> but one with strong layout and referential accessibility of page numbers would be even better!
Page numbers are a small additional value; pagination comes for free with print so it's an easy fallback, but there's a reason why content that is most intensely dependent on referential accessibility, like codified laws, doesn't rely on it.
> I think we need page-wise referencing on novels and prose fiction too.
It's of some use for criticism, but criticism isn't the purpose of most prose fiction. It's certainly not needed for reading, and resizability does more for the primary use than page numbering. (Of course, if you really need it, “referencde page numbering” of the type used in presentations of paginated content where page number references are commonly used like the Federal Register or court decisions when reproduced in contexts with different than source (or no) pagination can be used.)
> Reflow otherwise has always been a bane of _all_ digital books because it wasn't possible to scale content without leaving room for it.
I've seen plenty of books that aren't prose fiction that work well with reflow; PragProg epubs are particularly good that way.
> That's also the raison d'etre for other "non-web" formats, digital stores and even hardware to exist.

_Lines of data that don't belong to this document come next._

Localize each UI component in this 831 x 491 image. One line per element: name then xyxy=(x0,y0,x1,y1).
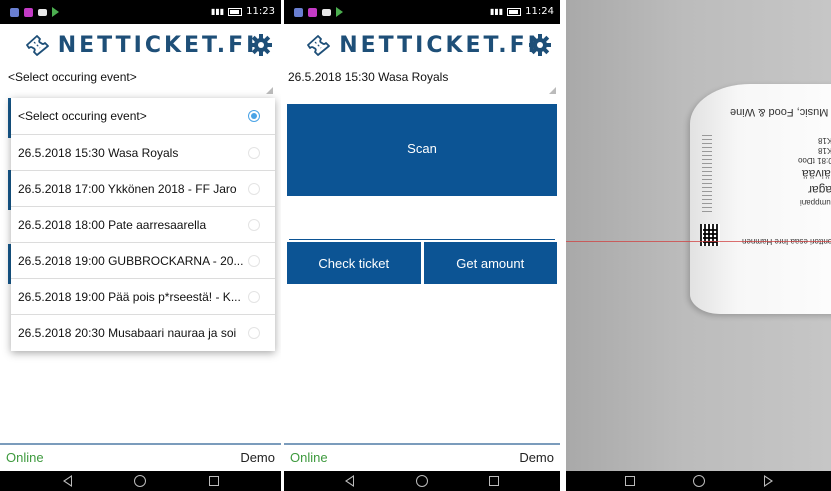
recent-apps-icon[interactable] xyxy=(208,476,219,486)
radio-icon xyxy=(248,219,260,231)
recent-apps-icon[interactable] xyxy=(624,476,635,486)
event-select-value: <Select occuring event> xyxy=(8,70,137,84)
option-label: 26.5.2018 20:30 Musabaari nauraa ja soi xyxy=(18,326,237,340)
mail-icon xyxy=(322,8,331,16)
radio-selected-icon xyxy=(248,110,260,122)
camera-viewfinder[interactable]: Music, Food & Wine o K18 y K18 00:81 tDo… xyxy=(566,0,831,471)
radio-icon xyxy=(248,327,260,339)
brand-name: NETTICKET.FI xyxy=(57,32,258,58)
recent-apps-icon[interactable] xyxy=(488,476,499,486)
event-select-value: 26.5.2018 15:30 Wasa Royals xyxy=(288,70,449,84)
home-icon[interactable] xyxy=(415,475,428,487)
logo: NETTICKET.FI xyxy=(305,33,539,58)
ticket-text: o K18 xyxy=(818,136,831,145)
app-header: NETTICKET.FI xyxy=(0,24,281,66)
logo: NETTICKET.FI xyxy=(24,33,258,58)
back-icon[interactable] xyxy=(62,475,72,487)
action-buttons: Check ticket Get amount xyxy=(287,242,557,284)
gear-icon[interactable] xyxy=(528,33,552,57)
option-label: 26.5.2018 19:00 GUBBROCKARNA - 20... xyxy=(18,253,244,268)
ticket-icon xyxy=(25,35,49,56)
qr-code-icon xyxy=(700,224,720,246)
dropdown-option[interactable]: 26.5.2018 19:00 GUBBROCKARNA - 20... xyxy=(11,243,275,279)
event-dropdown-list: <Select occuring event> 26.5.2018 15:30 … xyxy=(11,98,275,351)
scan-button[interactable]: Scan xyxy=(287,104,557,196)
screen-scan: ▮▮▮ 11:24 NETTICKET.FI 26.5.2018 15:30 W… xyxy=(284,0,560,491)
ticket-text: Päivää xyxy=(802,167,831,181)
option-label: 26.5.2018 18:00 Pate aarresaarella xyxy=(18,217,207,232)
android-nav-bar xyxy=(566,471,831,491)
status-time: 11:24 xyxy=(525,6,554,17)
gear-icon[interactable] xyxy=(249,33,273,57)
option-label: <Select occuring event> xyxy=(18,109,147,123)
scan-line xyxy=(566,241,831,242)
battery-icon xyxy=(507,7,522,16)
dropdown-option[interactable]: <Select occuring event> xyxy=(11,98,275,135)
dropdown-option[interactable]: 26.5.2018 15:30 Wasa Royals xyxy=(11,135,275,171)
ticket-text: y K18 xyxy=(818,146,831,155)
radio-icon xyxy=(248,291,260,303)
play-store-icon xyxy=(52,7,59,17)
option-label: 26.5.2018 19:00 Pää pois p*rseestä! - K.… xyxy=(18,289,241,304)
ticket-text: Kumppani xyxy=(800,198,831,207)
online-status: Online xyxy=(6,450,44,465)
status-time: 11:23 xyxy=(246,6,275,17)
check-ticket-button[interactable]: Check ticket xyxy=(287,242,421,284)
footer-bar: Online Demo xyxy=(0,443,281,470)
notification-icon xyxy=(308,7,317,17)
screen-camera-scanner: Music, Food & Wine o K18 y K18 00:81 tDo… xyxy=(566,0,831,491)
radio-icon xyxy=(248,255,260,267)
mail-icon xyxy=(38,8,47,16)
home-icon[interactable] xyxy=(693,475,705,487)
signal-icon: ▮▮▮ xyxy=(210,7,225,16)
demo-label: Demo xyxy=(240,450,275,465)
notification-icon xyxy=(10,7,19,17)
footer-bar: Online Demo xyxy=(284,443,560,470)
ticket-text: Music, Food & Wine xyxy=(730,106,829,118)
play-store-icon xyxy=(336,7,343,17)
dropdown-option[interactable]: 26.5.2018 20:30 Musabaari nauraa ja soi xyxy=(11,315,275,351)
demo-label: Demo xyxy=(519,450,554,465)
ticket-icon xyxy=(307,35,331,56)
screen-event-select: ▮▮▮ 11:23 NETTICKET.FI <Select occuring … xyxy=(0,0,281,491)
dropdown-indicator-icon xyxy=(266,87,273,94)
brand-name: NETTICKET.FI xyxy=(339,32,539,58)
signal-icon: ▮▮▮ xyxy=(489,7,504,16)
app-header: NETTICKET.FI xyxy=(284,24,560,66)
option-label: 26.5.2018 17:00 Ykkönen 2018 - FF Jaro xyxy=(18,181,237,196)
radio-icon xyxy=(248,183,260,195)
online-status: Online xyxy=(290,450,328,465)
back-icon[interactable] xyxy=(345,475,355,487)
notification-icon xyxy=(294,7,303,17)
ticket-text: 00:81 tDoo xyxy=(798,156,831,165)
ticket-text: dagar xyxy=(808,183,831,197)
dropdown-option[interactable]: 26.5.2018 19:00 Pää pois p*rseestä! - K.… xyxy=(11,279,275,315)
dropdown-option[interactable]: 26.5.2018 18:00 Pate aarresaarella xyxy=(11,207,275,243)
event-select[interactable]: 26.5.2018 15:30 Wasa Royals xyxy=(288,70,556,96)
option-label: 26.5.2018 15:30 Wasa Royals xyxy=(18,145,179,160)
home-icon[interactable] xyxy=(134,475,146,487)
ticket-code-input[interactable] xyxy=(289,198,555,240)
android-nav-bar xyxy=(0,471,281,491)
battery-icon xyxy=(228,7,243,16)
status-bar: ▮▮▮ 11:24 xyxy=(284,0,560,24)
android-nav-bar xyxy=(284,471,560,491)
notification-icon xyxy=(24,7,33,17)
ticket-photo: Music, Food & Wine o K18 y K18 00:81 tDo… xyxy=(690,84,831,314)
radio-icon xyxy=(248,147,260,159)
status-bar: ▮▮▮ 11:23 xyxy=(0,0,281,24)
get-amount-button[interactable]: Get amount xyxy=(423,242,557,284)
dropdown-option[interactable]: 26.5.2018 17:00 Ykkönen 2018 - FF Jaro xyxy=(11,171,275,207)
ticket-fine-print xyxy=(702,132,712,212)
back-icon[interactable] xyxy=(763,475,773,487)
dropdown-indicator-icon xyxy=(549,87,556,94)
event-select[interactable]: <Select occuring event> xyxy=(8,70,273,96)
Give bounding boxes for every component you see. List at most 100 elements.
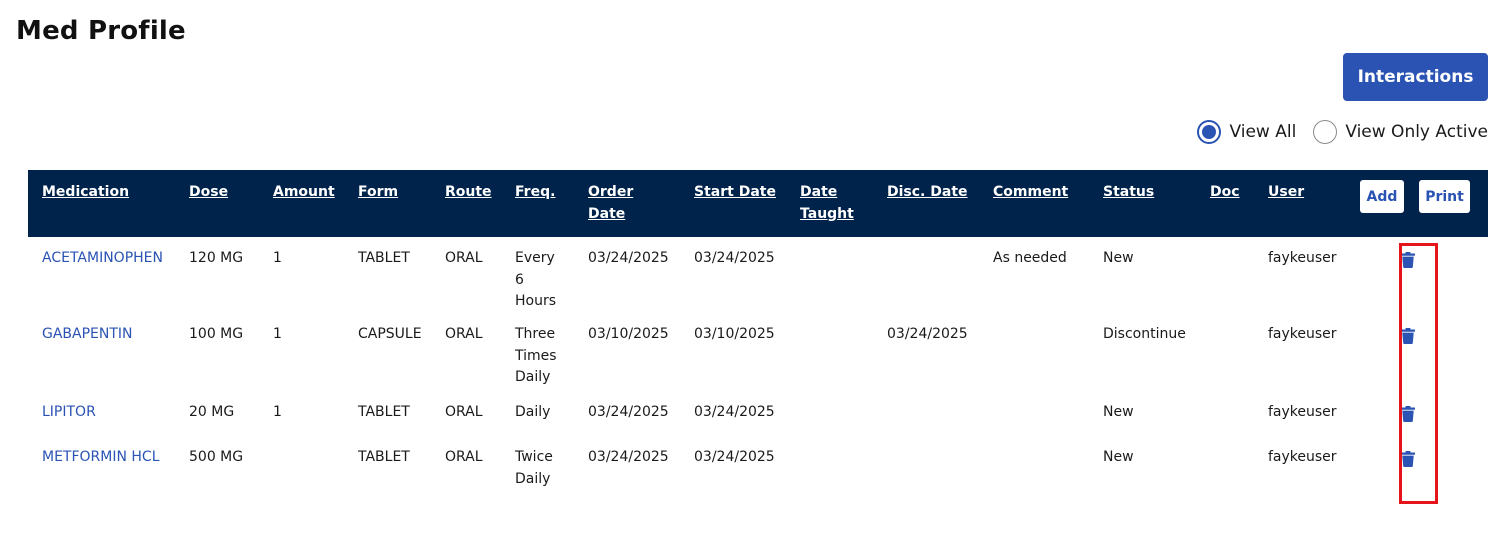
cell-order-date: 03/24/2025 [588,449,669,465]
header-doc[interactable]: Doc [1210,170,1268,237]
cell-date-taught [800,314,887,392]
cell-dose: 100 MG [189,326,244,342]
cell-actions [1355,314,1488,392]
cell-actions [1355,392,1488,437]
cell-amount: 1 [273,250,282,266]
header-comment[interactable]: Comment [993,170,1103,237]
med-profile-page: Med Profile Interactions View All View O… [0,0,1508,533]
cell-doc [1210,437,1268,491]
header-form[interactable]: Form [358,170,445,237]
view-only-active-option[interactable]: View Only Active [1313,120,1488,144]
cell-medication: GABAPENTIN [28,314,189,392]
trash-icon[interactable] [1401,451,1415,467]
cell-form: TABLET [358,404,410,420]
cell-route: ORAL [445,404,483,420]
cell-comment [993,314,1103,392]
cell-dose: 20 MG [189,404,235,420]
view-all-radio[interactable] [1197,120,1222,144]
cell-doc [1210,237,1268,314]
cell-disc-date [887,237,993,314]
cell-route: ORAL [445,250,483,266]
cell-comment [993,437,1103,491]
header-start-date[interactable]: Start Date [694,170,800,237]
cell-order-date: 03/10/2025 [588,326,669,342]
cell-actions [1355,437,1488,491]
cell-start-date: 03/24/2025 [694,404,775,420]
med-table-container: Medication Dose Amount Form Route Freq. … [28,170,1488,491]
cell-amount [273,437,358,491]
cell-start-date: 03/10/2025 [694,326,775,342]
cell-route: ORAL [445,326,483,342]
view-only-active-radio[interactable] [1313,120,1338,144]
cell-amount: 1 [273,404,282,420]
cell-medication: ACETAMINOPHEN [28,237,189,314]
cell-doc [1210,314,1268,392]
cell-start-date: 03/24/2025 [694,250,775,266]
header-medication[interactable]: Medication [28,170,189,237]
cell-user: faykeuser [1268,326,1337,342]
trash-icon[interactable] [1401,406,1415,422]
cell-date-taught [800,392,887,437]
medication-link[interactable]: LIPITOR [42,404,96,420]
cell-medication: LIPITOR [28,392,189,437]
medication-link[interactable]: METFORMIN HCL [42,449,160,465]
cell-order-date: 03/24/2025 [588,404,669,420]
cell-status: New [1103,404,1134,420]
cell-user: faykeuser [1268,404,1337,420]
cell-start-date: 03/24/2025 [694,449,775,465]
header-order-date[interactable]: Order Date [588,170,694,237]
cell-actions [1355,237,1488,314]
cell-date-taught [800,237,887,314]
cell-freq: Three Times Daily [515,326,557,385]
medication-link[interactable]: ACETAMINOPHEN [42,250,163,266]
cell-form: TABLET [358,449,410,465]
cell-form: CAPSULE [358,326,422,342]
cell-status: New [1103,449,1134,465]
cell-disc-date: 03/24/2025 [887,326,968,342]
header-actions: Add Print [1355,170,1488,237]
cell-disc-date [887,437,993,491]
med-table: Medication Dose Amount Form Route Freq. … [28,170,1488,491]
table-row: METFORMIN HCL 500 MG TABLET ORAL Twice D… [28,437,1488,491]
table-row: ACETAMINOPHEN 120 MG 1 TABLET ORAL Every… [28,237,1488,314]
cell-freq: Twice Daily [515,449,553,487]
view-all-option[interactable]: View All [1197,120,1296,144]
view-all-label: View All [1229,122,1297,142]
cell-status: Discontinue [1103,326,1186,342]
cell-route: ORAL [445,449,483,465]
medication-link[interactable]: GABAPENTIN [42,326,133,342]
cell-status: New [1103,250,1134,266]
trash-icon[interactable] [1401,328,1415,344]
cell-comment [993,392,1103,437]
cell-user: faykeuser [1268,449,1337,465]
view-filter-radio-group: View All View Only Active [1180,120,1488,144]
cell-user: faykeuser [1268,250,1337,266]
cell-dose: 500 MG [189,449,244,465]
print-button[interactable]: Print [1419,180,1470,213]
cell-disc-date [887,392,993,437]
header-dose[interactable]: Dose [189,170,273,237]
cell-dose: 120 MG [189,250,244,266]
header-date-taught[interactable]: Date Taught [800,170,887,237]
cell-order-date: 03/24/2025 [588,250,669,266]
header-amount[interactable]: Amount [273,170,358,237]
table-row: LIPITOR 20 MG 1 TABLET ORAL Daily 03/24/… [28,392,1488,437]
cell-medication: METFORMIN HCL [28,437,189,491]
page-title: Med Profile [16,16,186,46]
cell-comment: As needed [993,250,1067,266]
header-route[interactable]: Route [445,170,515,237]
header-row: Medication Dose Amount Form Route Freq. … [28,170,1488,237]
header-disc-date[interactable]: Disc. Date [887,170,993,237]
cell-doc [1210,392,1268,437]
trash-icon[interactable] [1401,252,1415,268]
header-status[interactable]: Status [1103,170,1210,237]
header-freq[interactable]: Freq. [515,170,588,237]
cell-freq: Every 6 Hours [515,250,557,309]
cell-form: TABLET [358,250,410,266]
interactions-button[interactable]: Interactions [1343,53,1488,101]
add-button[interactable]: Add [1360,180,1404,213]
header-user[interactable]: User [1268,170,1355,237]
cell-date-taught [800,437,887,491]
table-header: Medication Dose Amount Form Route Freq. … [28,170,1488,237]
cell-amount: 1 [273,326,282,342]
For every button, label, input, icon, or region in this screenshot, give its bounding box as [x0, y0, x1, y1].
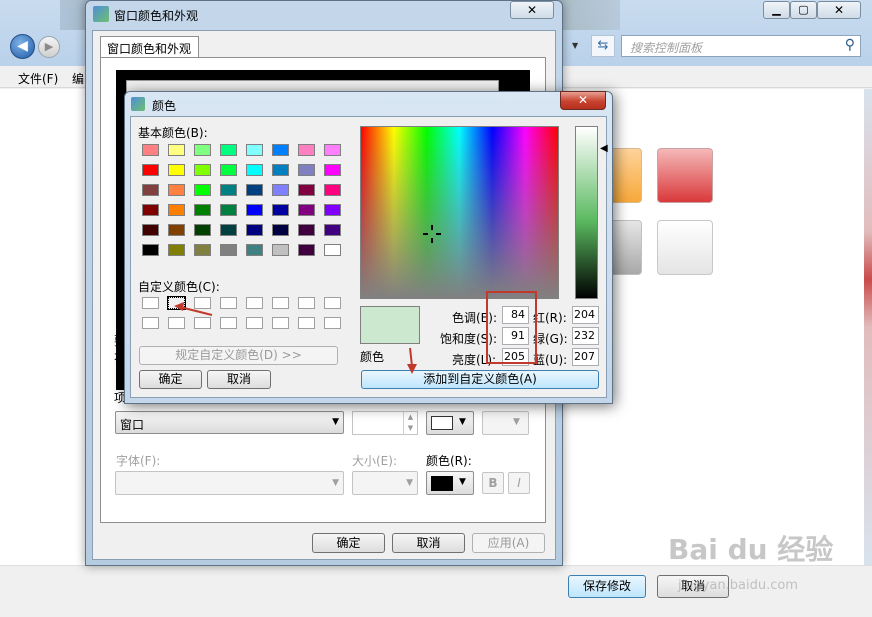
watermark-brand: Bai du 经验: [668, 533, 834, 566]
watermark-url: jingyan.baidu.com: [678, 578, 798, 593]
watermark: Bai du 经验 jingyan.baidu.com: [668, 528, 868, 598]
annotation-arrows: [174, 302, 417, 374]
arrow-head-custom: [174, 302, 184, 311]
arrow-to-add-button: [409, 347, 413, 367]
arrow-head-add: [407, 364, 417, 374]
arrow-to-custom-slot: [179, 306, 213, 316]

No, it's not; even to the extent reflow is a problem for some content, PDF had total-layout-control solved before any of the alternatives, and ePubs had strict pagination and layout control as an option since 3.0; the reason for the alternatives seem to be the same reasons for any other content toolchain, distribution, and consumption ecosystem walled-garden—it's not about serving a market need, it's about capturing a market segment and creating a cost to switch out so that you can charge monopoly rents.